There is no "clear emphasis," you either apply your logic to the complete sentence or you do not.

Life isn't as black and white and you're trying to make it, including reading sentences. If there is more than one way to read something, it's OK to pick the most obvious and reasonable interpretation given the circumstances. It's not about pedantry.

"When you cast a spell that targets only one creature and doesn't have a range of self..."

If you say that "only one creature" means spells that CAN do otherwise are ineligible, then Fire Bolt is ineligible too, because it too can target something beyond one creature (objects). But you're just ignoring that because it doesn't suit your interpretation.
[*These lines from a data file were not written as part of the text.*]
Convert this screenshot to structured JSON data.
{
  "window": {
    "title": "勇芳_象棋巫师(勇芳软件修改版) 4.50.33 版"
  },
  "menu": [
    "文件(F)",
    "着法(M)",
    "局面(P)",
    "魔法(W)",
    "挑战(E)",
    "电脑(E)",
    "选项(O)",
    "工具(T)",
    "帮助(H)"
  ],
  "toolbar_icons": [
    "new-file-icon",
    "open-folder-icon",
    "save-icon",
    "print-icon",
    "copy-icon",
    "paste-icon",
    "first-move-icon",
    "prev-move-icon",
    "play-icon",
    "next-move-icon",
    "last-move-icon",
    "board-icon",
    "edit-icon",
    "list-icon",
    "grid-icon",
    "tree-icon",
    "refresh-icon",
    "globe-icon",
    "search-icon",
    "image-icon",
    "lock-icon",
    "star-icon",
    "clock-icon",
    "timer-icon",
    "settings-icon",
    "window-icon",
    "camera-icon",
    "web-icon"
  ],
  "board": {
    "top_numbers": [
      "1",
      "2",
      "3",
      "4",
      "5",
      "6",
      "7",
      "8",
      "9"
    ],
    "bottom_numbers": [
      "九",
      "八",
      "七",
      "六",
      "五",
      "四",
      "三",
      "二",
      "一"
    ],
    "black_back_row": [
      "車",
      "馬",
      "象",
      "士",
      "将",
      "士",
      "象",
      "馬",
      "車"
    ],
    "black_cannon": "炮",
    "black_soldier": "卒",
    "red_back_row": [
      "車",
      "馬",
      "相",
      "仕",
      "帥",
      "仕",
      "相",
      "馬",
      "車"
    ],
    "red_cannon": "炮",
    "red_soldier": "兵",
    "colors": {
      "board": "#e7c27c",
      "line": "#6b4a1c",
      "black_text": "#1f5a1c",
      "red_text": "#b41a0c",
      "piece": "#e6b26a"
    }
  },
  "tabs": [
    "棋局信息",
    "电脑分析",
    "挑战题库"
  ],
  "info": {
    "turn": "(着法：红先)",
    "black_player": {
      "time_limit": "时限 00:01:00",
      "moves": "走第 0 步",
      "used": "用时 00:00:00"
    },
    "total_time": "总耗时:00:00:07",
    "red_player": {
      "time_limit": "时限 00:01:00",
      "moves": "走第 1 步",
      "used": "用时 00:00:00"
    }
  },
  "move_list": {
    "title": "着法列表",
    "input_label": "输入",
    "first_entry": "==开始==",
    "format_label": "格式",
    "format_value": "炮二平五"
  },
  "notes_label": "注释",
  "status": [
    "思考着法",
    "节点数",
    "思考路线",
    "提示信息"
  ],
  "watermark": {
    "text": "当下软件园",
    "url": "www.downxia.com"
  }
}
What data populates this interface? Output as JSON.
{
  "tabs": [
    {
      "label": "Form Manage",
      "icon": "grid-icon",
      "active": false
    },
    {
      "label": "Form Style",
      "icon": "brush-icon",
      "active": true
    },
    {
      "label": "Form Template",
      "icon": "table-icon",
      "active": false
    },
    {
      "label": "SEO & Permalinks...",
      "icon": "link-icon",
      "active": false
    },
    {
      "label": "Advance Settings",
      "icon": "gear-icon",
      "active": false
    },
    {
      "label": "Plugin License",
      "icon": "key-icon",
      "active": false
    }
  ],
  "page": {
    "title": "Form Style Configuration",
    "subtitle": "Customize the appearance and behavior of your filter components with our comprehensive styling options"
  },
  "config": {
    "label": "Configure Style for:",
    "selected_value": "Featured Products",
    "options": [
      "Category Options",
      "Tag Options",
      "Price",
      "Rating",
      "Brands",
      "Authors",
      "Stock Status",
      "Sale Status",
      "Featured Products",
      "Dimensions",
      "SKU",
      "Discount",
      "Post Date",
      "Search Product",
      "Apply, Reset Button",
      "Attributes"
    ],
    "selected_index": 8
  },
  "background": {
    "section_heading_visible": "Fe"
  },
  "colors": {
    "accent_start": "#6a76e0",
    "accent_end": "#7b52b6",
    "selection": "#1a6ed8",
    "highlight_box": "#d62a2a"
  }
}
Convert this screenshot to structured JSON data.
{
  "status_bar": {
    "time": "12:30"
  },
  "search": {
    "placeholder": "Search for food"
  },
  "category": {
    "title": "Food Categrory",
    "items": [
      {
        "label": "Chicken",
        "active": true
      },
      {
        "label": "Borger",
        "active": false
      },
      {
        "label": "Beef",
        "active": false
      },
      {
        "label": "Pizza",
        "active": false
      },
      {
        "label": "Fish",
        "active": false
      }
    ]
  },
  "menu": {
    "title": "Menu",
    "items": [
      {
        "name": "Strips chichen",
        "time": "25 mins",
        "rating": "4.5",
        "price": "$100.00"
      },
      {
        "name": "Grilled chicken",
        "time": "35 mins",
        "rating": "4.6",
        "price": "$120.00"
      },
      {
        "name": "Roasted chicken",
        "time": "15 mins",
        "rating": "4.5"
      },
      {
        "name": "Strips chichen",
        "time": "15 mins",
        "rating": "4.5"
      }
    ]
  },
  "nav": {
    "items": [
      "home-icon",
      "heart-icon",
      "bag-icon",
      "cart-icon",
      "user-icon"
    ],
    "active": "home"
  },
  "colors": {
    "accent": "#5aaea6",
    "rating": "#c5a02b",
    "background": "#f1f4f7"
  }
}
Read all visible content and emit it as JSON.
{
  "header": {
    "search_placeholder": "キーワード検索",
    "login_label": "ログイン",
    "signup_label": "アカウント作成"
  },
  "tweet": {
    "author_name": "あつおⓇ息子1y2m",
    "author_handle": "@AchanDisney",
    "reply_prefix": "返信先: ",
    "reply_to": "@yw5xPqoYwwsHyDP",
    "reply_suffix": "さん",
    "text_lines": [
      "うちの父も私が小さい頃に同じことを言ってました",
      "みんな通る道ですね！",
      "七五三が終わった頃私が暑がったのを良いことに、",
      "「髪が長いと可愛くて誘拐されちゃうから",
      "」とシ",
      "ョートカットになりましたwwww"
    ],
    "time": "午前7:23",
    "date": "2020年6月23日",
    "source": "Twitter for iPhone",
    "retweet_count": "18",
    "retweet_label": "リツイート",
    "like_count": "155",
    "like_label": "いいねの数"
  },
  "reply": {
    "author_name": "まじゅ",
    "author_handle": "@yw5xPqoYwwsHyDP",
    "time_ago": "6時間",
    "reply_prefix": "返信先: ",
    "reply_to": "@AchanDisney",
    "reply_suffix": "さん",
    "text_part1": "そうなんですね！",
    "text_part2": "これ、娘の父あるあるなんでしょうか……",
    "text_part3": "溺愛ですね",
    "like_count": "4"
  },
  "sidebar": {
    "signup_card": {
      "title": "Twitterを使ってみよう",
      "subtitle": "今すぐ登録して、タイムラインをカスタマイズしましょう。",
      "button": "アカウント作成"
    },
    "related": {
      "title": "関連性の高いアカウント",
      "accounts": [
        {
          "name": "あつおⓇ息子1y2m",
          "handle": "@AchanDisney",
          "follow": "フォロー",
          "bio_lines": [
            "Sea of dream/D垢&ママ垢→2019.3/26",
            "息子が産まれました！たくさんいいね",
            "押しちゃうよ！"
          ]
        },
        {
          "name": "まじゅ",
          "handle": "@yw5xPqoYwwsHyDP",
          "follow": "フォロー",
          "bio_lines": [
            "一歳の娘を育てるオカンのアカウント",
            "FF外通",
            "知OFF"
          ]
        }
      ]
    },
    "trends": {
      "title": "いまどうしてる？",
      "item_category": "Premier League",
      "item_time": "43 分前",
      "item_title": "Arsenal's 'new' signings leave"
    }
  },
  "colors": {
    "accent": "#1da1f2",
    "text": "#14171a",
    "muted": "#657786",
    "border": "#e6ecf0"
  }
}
Because it's nonsense, and I suspect you know it as well. You know what they mean by that, just as you'd know if they said "weapons that do damage" that would include the subset of weapons than can do subdual damage on the rare happenstance that a PC might want to do that instead with it. But hey, if you want to live in that sort of rules lawyering over-reading of sentences and you have fun with that, go right ahead. But I am telling you my opinion, and I don't "have" to read it differently because you want it that way.